A key Assembly committee met Monday and agreed – in principle — to commit $75,000 for the downtown warming shelter it hopes to have ready by mid-November.
City Manager Rorie Watt said his office is in talks with the Alaska Mental Health Trust Authority to rent a portion of the former state public safety building on Whittier Avenue.
The rent would be at market rate, around $8,000 for the winter, though he said the city could apply to the Trust’s board for a discount.
“We recognize that the Mental Health Trust is a willing building owner that would be easy to work with on this topic that I don’t think would be true of all private building owners,” Watt told Assembly members.
The city had looked at using its downtown transit center, which already is a common place for homeless people to congregate.

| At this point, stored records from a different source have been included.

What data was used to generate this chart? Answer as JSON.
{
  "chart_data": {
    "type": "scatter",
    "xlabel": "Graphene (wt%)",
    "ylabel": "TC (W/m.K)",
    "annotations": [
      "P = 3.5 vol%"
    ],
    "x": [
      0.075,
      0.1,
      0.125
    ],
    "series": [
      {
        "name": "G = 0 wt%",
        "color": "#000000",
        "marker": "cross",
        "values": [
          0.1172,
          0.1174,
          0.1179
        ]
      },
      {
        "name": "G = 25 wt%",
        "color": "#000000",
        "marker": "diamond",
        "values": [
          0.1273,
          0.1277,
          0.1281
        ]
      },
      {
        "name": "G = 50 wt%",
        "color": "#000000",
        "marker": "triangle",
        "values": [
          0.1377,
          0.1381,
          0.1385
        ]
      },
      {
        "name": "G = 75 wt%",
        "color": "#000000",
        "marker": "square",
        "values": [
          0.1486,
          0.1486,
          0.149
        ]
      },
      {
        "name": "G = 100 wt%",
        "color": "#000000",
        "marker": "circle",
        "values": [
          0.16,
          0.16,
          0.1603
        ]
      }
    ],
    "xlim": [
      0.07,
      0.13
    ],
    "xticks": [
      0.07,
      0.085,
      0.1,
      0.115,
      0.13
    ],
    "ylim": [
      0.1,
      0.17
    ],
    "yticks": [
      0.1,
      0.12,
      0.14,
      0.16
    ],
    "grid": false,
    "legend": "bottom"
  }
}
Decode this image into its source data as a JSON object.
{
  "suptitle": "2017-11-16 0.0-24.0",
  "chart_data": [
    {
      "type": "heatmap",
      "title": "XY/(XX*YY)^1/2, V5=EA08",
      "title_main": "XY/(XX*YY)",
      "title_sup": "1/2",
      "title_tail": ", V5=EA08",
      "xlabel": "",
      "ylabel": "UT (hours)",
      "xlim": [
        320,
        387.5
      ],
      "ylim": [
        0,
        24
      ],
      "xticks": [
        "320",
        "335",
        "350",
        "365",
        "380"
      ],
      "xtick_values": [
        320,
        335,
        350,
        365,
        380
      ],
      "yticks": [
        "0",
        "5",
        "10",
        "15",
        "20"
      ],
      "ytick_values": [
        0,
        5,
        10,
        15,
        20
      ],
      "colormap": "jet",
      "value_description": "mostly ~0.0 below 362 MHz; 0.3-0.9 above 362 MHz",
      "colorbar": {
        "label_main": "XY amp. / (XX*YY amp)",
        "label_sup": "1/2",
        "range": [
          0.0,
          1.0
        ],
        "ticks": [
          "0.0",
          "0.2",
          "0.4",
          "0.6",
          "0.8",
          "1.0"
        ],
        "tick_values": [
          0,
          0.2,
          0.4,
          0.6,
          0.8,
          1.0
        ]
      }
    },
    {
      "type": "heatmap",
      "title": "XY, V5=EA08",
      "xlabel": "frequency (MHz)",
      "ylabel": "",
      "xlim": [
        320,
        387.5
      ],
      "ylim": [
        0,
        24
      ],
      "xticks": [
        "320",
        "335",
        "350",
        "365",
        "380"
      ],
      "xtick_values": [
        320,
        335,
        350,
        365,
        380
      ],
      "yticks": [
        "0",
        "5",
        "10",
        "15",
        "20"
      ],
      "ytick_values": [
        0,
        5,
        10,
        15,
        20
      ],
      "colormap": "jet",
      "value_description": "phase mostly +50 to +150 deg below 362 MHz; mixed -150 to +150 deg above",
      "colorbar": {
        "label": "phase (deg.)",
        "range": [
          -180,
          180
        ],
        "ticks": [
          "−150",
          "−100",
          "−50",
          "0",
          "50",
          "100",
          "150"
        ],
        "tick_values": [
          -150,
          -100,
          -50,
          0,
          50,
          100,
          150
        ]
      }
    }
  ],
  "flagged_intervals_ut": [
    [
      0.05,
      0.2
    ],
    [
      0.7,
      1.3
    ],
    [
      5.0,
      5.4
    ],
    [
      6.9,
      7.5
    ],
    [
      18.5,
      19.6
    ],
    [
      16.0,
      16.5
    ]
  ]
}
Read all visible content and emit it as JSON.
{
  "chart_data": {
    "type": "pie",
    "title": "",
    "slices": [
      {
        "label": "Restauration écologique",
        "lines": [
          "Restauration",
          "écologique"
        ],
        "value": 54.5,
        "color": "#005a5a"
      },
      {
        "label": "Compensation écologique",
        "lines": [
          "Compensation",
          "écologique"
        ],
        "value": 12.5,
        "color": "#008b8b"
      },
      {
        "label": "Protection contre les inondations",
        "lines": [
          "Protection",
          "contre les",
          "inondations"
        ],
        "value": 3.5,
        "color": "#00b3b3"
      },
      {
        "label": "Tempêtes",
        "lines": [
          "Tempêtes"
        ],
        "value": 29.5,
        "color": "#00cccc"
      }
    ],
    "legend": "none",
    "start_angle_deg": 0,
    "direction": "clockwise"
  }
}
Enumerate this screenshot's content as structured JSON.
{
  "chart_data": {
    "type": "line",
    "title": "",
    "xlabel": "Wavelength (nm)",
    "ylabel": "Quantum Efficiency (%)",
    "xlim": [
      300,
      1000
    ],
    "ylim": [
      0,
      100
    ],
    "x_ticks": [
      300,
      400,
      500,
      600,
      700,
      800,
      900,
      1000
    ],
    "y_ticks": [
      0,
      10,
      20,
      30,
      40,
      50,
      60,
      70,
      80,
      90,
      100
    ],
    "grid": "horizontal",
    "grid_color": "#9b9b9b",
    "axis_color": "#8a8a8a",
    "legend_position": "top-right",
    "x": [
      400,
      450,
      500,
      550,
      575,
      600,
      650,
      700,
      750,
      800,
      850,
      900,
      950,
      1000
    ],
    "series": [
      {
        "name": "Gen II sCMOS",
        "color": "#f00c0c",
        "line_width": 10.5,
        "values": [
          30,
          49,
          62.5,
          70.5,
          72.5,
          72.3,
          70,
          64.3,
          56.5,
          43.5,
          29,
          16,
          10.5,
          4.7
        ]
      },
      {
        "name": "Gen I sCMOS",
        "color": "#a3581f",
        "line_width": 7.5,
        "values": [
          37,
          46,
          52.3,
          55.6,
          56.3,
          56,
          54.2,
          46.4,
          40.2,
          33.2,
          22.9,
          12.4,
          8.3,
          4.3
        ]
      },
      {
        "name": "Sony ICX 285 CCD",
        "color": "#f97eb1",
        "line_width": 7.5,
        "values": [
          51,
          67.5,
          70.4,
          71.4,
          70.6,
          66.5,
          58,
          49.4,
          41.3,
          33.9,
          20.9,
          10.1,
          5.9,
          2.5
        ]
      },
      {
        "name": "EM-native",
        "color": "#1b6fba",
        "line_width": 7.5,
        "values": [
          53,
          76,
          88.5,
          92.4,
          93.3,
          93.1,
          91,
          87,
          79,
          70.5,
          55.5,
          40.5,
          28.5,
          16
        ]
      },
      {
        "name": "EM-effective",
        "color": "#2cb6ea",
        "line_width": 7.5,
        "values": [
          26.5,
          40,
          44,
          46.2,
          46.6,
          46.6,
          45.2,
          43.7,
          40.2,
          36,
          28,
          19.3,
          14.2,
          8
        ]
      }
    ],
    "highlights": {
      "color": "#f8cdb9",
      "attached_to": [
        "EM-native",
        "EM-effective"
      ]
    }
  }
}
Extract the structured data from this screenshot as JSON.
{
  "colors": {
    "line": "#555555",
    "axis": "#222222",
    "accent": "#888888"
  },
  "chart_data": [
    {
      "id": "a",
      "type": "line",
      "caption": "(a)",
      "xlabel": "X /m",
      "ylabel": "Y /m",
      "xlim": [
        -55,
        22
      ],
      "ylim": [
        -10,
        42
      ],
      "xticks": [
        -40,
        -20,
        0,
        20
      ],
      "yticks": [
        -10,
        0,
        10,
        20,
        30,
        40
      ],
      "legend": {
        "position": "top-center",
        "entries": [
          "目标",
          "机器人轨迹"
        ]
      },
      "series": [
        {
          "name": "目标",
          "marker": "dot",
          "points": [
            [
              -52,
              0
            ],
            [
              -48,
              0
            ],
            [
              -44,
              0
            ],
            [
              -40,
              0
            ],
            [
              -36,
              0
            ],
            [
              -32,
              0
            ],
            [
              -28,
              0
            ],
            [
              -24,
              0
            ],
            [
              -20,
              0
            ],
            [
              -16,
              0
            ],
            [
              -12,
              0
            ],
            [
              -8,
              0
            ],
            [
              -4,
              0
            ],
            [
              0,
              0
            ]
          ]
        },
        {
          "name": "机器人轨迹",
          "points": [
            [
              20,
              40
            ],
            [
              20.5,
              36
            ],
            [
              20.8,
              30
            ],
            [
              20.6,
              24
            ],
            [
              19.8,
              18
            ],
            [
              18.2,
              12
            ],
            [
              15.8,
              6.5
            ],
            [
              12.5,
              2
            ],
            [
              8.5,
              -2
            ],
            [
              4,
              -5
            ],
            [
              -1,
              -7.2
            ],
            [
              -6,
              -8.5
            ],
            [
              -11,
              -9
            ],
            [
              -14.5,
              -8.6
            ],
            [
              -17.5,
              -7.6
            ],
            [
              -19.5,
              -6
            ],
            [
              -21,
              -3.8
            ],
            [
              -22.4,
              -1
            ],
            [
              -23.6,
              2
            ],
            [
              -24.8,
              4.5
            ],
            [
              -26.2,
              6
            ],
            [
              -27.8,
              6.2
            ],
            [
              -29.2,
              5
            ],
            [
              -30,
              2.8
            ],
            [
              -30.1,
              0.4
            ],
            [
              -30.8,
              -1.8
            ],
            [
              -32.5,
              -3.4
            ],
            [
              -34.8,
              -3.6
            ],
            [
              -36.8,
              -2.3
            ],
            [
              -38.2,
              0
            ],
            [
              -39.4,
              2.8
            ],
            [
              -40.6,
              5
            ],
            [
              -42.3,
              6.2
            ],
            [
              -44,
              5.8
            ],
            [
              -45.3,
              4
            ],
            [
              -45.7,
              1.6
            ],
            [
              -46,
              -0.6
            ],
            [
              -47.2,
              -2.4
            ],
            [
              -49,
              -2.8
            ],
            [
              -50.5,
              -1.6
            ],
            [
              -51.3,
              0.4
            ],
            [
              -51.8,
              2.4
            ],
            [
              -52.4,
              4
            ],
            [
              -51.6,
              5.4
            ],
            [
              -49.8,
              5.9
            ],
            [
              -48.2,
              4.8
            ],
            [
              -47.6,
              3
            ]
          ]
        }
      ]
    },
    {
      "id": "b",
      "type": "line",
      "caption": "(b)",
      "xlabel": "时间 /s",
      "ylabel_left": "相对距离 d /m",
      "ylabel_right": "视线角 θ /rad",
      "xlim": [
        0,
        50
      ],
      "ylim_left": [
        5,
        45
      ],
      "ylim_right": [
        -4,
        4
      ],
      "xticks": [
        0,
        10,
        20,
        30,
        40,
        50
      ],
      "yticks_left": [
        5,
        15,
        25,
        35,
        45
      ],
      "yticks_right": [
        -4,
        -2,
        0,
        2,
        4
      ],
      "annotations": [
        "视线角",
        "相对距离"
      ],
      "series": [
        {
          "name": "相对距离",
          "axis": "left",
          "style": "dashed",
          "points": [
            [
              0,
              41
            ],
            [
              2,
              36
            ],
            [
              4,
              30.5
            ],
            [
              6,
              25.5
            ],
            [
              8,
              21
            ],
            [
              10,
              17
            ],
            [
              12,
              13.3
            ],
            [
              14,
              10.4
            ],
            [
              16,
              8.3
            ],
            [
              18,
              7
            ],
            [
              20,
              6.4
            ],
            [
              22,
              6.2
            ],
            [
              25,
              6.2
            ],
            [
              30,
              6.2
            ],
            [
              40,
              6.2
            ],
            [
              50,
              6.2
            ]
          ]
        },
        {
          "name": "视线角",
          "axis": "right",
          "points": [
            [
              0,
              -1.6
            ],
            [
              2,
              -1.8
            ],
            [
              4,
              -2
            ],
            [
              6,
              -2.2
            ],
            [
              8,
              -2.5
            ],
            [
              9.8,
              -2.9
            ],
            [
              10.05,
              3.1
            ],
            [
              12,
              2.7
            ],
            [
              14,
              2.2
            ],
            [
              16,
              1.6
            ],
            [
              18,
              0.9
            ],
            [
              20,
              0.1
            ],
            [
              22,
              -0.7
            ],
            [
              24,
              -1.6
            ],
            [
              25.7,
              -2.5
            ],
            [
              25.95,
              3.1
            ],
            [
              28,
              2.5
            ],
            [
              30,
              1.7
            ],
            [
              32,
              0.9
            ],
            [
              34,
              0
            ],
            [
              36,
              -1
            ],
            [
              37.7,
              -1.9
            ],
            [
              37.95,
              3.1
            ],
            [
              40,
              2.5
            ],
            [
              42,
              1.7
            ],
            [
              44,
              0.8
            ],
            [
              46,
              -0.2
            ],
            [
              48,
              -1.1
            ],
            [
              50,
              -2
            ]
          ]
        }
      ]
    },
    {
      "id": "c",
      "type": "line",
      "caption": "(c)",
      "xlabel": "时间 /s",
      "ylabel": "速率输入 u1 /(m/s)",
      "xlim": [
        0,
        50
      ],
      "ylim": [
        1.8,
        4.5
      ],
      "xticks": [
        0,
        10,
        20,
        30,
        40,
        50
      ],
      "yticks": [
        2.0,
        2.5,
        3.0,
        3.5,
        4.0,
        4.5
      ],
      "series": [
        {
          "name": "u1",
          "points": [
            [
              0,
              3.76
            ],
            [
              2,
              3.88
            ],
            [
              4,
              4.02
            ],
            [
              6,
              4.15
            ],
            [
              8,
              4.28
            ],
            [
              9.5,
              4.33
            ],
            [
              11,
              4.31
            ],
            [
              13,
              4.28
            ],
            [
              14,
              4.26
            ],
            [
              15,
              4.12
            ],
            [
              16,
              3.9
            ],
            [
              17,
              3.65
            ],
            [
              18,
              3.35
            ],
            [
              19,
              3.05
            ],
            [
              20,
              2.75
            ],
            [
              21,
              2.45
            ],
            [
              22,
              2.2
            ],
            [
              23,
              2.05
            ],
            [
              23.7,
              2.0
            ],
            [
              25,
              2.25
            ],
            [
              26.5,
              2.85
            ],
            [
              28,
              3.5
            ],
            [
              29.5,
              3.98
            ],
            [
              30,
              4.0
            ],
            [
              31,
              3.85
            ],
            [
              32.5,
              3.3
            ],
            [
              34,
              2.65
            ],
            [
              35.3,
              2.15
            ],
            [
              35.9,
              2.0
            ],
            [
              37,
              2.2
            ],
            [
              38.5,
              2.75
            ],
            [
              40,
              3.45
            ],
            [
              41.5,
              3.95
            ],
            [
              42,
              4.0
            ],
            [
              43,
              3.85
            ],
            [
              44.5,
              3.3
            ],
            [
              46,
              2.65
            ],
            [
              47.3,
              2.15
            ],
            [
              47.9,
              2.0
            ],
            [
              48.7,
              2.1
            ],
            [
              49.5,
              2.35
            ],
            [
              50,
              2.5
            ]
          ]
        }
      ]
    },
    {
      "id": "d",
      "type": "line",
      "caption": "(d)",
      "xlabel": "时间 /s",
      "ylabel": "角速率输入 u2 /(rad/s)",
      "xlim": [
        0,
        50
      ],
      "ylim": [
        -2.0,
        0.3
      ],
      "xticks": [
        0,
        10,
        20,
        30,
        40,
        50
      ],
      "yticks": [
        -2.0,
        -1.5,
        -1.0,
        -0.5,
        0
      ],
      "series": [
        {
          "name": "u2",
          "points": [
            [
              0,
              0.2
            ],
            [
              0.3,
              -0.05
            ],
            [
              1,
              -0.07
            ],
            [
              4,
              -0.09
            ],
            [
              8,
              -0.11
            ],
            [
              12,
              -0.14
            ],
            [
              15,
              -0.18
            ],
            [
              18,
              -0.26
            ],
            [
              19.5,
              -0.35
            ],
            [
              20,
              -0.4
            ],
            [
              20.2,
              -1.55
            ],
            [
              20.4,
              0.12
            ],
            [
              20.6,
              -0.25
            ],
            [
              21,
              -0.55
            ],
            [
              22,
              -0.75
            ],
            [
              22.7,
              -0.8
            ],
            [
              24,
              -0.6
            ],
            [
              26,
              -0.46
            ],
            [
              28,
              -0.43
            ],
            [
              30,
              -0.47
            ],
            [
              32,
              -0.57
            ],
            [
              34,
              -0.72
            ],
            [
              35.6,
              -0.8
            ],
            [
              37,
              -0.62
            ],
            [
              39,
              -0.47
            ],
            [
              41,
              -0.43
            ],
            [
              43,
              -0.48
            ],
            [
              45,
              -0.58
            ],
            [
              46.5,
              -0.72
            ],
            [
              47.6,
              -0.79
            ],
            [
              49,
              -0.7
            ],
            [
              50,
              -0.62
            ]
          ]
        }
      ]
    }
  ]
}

But Watt told the Assembly he could see problems with that idea.
“The transit center, you know, it has a day function, and part of the thinking was that if it is a night warming shelter, and then magically at 7 a.m. in the morning it stops being a warming shelter and tries to become a transit center, that’s not really going to be successful,” Watt said. “It’s going to be a day-round shelter.”
The warming center would be designed to accommodate about 25 people.
The city estimates it would be open as-needed between mid-November and mid-April.
The Juneau Commission on Housing and Homelessness brought the idea of a warming shelter to the Assembly’s task force on homelessness, which endorsed the plan.
The Juneau Assembly must formally authorize the warming shelter next month for it to open by Nov. 15.